It’s as simple as this, Yuta Watanabe keeps that thang on him. The 28-year-old lefty out of George Washington currently leads the entire NBA in three-point accuracy with a 57.1 percent clip from beyond the arc.
Joe Harris, a two-time three-point percentage leader, put it best when he said that Watanabe “definitely got a flamethrower right now. Watanabe’s getting the most out of his job as one of Brooklyn’s lowkey most dangerous long-distance marksmen due to Kevin Durant drawing attention as a premiere walking bucket and Ben Simmons pushing the tempo whenever he gets the ball in transition.
“Yeah, my shots are easy because of KD, Ben, those guys pushing the ball, giving me great passes,” Watanabe told The New York Post. “So I’ve got to appreciate them for giving me great passes.
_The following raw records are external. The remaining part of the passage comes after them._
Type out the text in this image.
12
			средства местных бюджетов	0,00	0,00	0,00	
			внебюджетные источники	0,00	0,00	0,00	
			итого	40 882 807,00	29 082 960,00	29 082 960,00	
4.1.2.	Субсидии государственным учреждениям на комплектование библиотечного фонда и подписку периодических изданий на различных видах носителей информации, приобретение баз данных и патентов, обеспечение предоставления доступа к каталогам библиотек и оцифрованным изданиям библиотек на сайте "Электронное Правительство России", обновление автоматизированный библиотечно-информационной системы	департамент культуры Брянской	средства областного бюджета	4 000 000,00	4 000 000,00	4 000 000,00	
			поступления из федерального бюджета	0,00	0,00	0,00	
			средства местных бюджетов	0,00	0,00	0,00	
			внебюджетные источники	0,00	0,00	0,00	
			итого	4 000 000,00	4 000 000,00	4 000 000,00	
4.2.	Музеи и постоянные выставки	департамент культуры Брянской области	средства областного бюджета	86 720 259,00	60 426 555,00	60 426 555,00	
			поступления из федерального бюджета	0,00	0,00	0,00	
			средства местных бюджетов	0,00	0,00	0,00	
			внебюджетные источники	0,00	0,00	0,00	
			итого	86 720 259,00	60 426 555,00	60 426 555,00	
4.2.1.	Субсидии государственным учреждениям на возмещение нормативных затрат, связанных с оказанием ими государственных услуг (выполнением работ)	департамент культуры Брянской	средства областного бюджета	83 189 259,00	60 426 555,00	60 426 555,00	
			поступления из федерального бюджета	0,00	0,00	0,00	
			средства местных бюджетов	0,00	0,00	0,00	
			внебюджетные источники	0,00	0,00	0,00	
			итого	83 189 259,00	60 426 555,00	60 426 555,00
And my job is just make those open shots. So, I’m going to just keep shooting with confidence. I know I can do that.”
On Sunday, the fifth-year small forward helped deliver Brooklyn’s 127-115 win over Memphis with 16 points on 4-6 shooting from deep, hitting all of his triples in the pivotal fourth quarter, and received a standing O from the Barclays Center faithful and received warm congratulations from KD.
Durant went on to say that the Nets “love his energy” and that “he’s playing great.”
“He’s playing great,” Durant said. “We love his energy. He’s hitting big shots for us. So you always get excited for your teammates, especially guys who come in and don’t necessarily have a guaranteed spot on the team but work their way into the rotation and put their imprint on the game from Day 1.
“So I’m excited for him, and at this point, I think we should expect that he’ll go out there and play good basketball. I’m not saying he’s going to make every shot and shoot 70 percent from the floor for the rest of the year, but he’s playing solid ball on both ends of the floor. But we expect that from him now.”
The 28-year-old has reached double-figures in a career-best four straight contests and is averaging 8.1 points per game on 60.9 percent shooting from the field and the aforementioned 57.1 percent shooting from beyond the arc.